The Good Sister(40)



‘Helped him . . . what?’

My voice is the barest whisper. ‘Helped him stay under the longest. I held him down.’

Wally’s face remains still. Too still. ‘No,’ he says. ‘No, you didn’t.’

I feel the first tears hit my cheeks. ‘I thought . . . I thought he would pop up and grin at me and say how happy he was that he’d beaten my time! But he didn’t. When I let him go, it was too late.’

Wally is staring at me in horror. ‘But . . . you must have known that if you held someone under the water for long enough, they would drown?’

‘I did know that!’ I wring my hands and then press my eyes into them. ‘I did know that. An adult can drown in sixty seconds, that’s what all the literature says. I held him under for forty. It was timed! I don’t know how it happened. I would never, never . . .’

‘What happened when you realised what you’d done?’ he asks.

‘Rose . . . told me I couldn’t . . . tell anyone. She was worried I’d go to jail. She said we had to say that Billy got tangled in the reeds and drowned, or I’d get into big trouble.’

‘This is why you’re always worried about what you might do?’ Wally takes a deep breath, then drops his head into his hands. ‘It’s . . . awful,’ he says. ‘Unimaginably awful.’

I nod. My face is wet with tears. ‘I told you I can’t be trusted, Wally. I’m dangerous.’

He looks up, shakes his head. ‘It was a terrible accident. But . . . it was clearly an accident, Fern. You would never intentionally hurt anyone.’ Wally slides closer to me and pulls me against his chest. ‘You’d never hurt anyone,’ he repeats, and for some reason, maybe because it comes from Wally, I almost believe it.


To my great surprise, Wally doesn’t cut me out of his life. I wait for it to happen, either immediately or perhaps in a phasing out-type arrangement, but day after day, week after week, he shows up – at the library or my doorstep, with suggestions of dinner or an evening walk. It is unfathomable. It’s the kind of loyalty you might expect of a lifelong friend or family member. It doesn’t make sense that Wally has elevated me to such a rank when we’ve only known each other a few weeks. And yet, he has.

And so, over the next month or so, I amend my routine to create space for Wally. Early evenings are spent together, apart from the evenings I spend at Rose’s place. At the end of the night, Wally returns to his van and I go to sleep alone. We both prefer it this way, as it keeps our morning routines intact. And I make up for the late nights by taking naps in the secret cupboard at work every time I get the chance.

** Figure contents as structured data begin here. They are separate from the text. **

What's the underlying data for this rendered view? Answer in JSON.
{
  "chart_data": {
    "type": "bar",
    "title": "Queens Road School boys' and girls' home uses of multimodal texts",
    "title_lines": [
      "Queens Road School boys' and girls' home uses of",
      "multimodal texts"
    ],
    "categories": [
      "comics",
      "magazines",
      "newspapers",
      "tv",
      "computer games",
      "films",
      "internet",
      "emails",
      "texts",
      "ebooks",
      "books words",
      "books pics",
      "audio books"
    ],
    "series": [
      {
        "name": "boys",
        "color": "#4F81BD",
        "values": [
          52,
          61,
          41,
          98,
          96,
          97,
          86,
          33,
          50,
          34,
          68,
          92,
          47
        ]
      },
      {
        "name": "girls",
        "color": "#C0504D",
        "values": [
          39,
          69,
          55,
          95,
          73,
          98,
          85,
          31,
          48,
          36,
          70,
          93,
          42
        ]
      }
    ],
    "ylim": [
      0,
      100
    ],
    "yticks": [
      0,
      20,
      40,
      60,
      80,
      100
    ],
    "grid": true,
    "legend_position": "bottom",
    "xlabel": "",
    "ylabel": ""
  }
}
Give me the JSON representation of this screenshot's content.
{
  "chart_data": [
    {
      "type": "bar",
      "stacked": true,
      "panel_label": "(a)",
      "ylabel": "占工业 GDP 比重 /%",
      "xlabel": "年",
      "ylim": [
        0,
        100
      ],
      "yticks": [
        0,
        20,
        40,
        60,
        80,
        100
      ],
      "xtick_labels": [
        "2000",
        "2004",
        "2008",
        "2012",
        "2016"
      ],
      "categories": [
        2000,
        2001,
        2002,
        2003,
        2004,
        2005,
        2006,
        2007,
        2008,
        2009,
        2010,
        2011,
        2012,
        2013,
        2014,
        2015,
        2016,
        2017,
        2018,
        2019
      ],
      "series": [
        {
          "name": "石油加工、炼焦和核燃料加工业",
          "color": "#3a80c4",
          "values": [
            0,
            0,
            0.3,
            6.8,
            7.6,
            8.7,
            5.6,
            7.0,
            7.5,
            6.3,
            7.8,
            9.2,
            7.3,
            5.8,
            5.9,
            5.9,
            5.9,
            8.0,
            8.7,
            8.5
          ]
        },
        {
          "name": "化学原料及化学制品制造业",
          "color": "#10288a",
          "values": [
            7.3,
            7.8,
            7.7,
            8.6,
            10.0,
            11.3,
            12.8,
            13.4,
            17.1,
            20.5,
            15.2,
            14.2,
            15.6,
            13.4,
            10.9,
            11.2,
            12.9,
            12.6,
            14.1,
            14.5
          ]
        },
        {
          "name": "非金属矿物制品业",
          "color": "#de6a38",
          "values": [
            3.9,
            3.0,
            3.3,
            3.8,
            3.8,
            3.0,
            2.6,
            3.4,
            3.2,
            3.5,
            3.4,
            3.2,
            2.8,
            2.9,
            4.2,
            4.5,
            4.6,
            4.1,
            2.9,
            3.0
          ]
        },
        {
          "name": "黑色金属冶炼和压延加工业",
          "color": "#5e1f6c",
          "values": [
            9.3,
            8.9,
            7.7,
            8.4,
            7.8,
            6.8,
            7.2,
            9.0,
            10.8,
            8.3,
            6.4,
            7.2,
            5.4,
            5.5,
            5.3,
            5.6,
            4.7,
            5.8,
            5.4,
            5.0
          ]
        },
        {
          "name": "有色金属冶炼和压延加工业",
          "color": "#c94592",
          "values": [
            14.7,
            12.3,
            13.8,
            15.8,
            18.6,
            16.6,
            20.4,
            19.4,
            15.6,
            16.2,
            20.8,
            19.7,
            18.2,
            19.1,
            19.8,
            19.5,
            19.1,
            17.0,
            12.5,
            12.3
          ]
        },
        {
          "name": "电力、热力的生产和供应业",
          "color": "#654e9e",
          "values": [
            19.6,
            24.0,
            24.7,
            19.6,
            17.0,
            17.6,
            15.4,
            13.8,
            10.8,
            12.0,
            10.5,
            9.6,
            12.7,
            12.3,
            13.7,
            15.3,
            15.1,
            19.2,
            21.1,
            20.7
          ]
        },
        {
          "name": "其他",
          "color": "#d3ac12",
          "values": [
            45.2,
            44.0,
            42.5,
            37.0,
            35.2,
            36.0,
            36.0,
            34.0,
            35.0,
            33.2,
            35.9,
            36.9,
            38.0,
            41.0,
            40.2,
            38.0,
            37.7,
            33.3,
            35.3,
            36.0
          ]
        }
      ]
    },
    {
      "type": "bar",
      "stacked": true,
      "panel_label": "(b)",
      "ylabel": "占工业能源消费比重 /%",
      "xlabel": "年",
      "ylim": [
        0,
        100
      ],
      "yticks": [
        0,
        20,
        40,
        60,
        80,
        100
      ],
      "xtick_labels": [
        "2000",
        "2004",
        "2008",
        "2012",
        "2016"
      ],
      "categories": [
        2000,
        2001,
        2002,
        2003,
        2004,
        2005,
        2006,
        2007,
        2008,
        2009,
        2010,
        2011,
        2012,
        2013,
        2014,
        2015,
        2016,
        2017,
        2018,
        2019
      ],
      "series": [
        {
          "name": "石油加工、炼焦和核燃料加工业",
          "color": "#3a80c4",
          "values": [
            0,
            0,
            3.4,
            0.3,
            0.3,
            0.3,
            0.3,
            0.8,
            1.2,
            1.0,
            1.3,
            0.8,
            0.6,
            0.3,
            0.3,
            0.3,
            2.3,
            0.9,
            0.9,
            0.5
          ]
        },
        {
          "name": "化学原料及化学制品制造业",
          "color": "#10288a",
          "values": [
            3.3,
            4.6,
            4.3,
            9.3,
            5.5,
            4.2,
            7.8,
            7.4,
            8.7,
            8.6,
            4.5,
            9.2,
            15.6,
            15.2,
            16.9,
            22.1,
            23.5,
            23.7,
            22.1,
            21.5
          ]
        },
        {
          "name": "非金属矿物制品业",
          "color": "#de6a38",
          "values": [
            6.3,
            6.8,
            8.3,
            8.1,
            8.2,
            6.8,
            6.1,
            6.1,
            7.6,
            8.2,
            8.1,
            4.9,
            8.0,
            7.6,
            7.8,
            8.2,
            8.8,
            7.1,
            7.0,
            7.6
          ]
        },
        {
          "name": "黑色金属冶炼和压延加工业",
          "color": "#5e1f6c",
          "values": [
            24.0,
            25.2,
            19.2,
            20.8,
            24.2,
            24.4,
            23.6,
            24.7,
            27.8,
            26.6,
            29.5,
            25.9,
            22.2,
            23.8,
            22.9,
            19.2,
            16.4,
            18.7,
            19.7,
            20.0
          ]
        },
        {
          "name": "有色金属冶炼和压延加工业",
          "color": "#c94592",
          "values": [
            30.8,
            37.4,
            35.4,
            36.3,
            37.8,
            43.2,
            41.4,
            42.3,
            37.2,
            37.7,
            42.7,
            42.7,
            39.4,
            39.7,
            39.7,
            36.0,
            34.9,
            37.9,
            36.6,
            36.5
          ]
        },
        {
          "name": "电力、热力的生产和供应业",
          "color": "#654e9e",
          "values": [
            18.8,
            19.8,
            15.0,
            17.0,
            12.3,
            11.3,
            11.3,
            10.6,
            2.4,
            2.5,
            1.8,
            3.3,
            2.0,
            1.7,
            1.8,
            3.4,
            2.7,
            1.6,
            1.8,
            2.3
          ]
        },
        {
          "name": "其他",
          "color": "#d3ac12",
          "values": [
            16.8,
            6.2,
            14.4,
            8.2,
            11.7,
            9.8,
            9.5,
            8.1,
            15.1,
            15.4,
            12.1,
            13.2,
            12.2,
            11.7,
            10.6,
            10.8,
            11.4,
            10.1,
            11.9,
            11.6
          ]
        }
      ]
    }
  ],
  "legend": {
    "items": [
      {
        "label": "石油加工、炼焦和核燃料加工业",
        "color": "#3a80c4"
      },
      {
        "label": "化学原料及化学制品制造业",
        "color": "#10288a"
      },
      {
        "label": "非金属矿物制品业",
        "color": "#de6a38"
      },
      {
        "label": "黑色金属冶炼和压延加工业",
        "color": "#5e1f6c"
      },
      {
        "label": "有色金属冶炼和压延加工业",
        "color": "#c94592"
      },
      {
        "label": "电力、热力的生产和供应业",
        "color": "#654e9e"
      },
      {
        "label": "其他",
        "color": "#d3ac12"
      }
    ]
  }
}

For a few weeks, I am lucky enough to sometimes get to see Wally during the day, too, when he pops into the library here and there. Unfortunately, it’s not long before he moves into a coworking space in the city and can no longer visit me at work. I miss him when he’s gone. It’s a curious feeling, missing someone in this way. I feel it in my chest – a curious sensation that feels like a blend of butterflies and indigestion.

I start to loathe dinners with Rose. And it’s not just my recent preference for Wally’s company. Since returning from London, she’s become unbearably interested in every mundane facet of my life – from what I had for lunch, to who I sat with, to what I dreamed about. So when Rose phones and cancels dinner one night – terrible food poisoning, apparently – I feel only minimal guilt at my elation.

Wally is in my doorway when Rose calls, and he appears equally delighted. ‘That’s the best news I’ve heard all day. And I’ve had a pretty good day.’

‘Why have you had a good day?’

‘The video I made for FollowUp has gone viral.’

He leans against the doorjamb. Wally and I spend a lot of time in my doorway. There’s something about the no-man’s-land of it that I like; if he doesn’t cross the threshold, it doesn’t count as a ‘visit’ and as such isn’t a disruption to my routine.

‘Gone viral . . .’ I repeat.

‘“Viral” means lots of people have seen it,’ Wally explains. ‘The connotation is that it has spread, like a virus would.’

‘Clever.’ It’s so rare that new-fangled slang makes sense to me, but this is the kind of slang I could easily get on board with. Having decoded this part of the conversation, I take another moment to process it in reference to his previous comment. ‘And . . . the fact that Rose has cancelled is better than that?’

He smiles, but it is almost as though there is a frown behind it. I have recently learned that this face means I have failed to understand something that he finds perfectly obvious (I know this because I asked him what the face meant, and he confirmed my interpretation). ‘Seeing you is always the best part of my day, Fern.’

I smile.

‘Let’s skip dinner,’ Wally says, crossing the threshold. And, like always, we are entirely on the same wavelength.


In the morning, Wally is gone but the side of the bed that he sleeps on has been disturbed in that way that says he’s been there recently. Watching his side of the bed for a few moments before I start my day has become a part of my routine too. Then I move on to the usual routine: breakfast, coffee, yoga. I have just settled myself in lotus position when I notice the date on the calendar on my wall and a thought comes to me, so clear and fast it is as though it’s been tucked just out of sight, just waiting to be retrieved.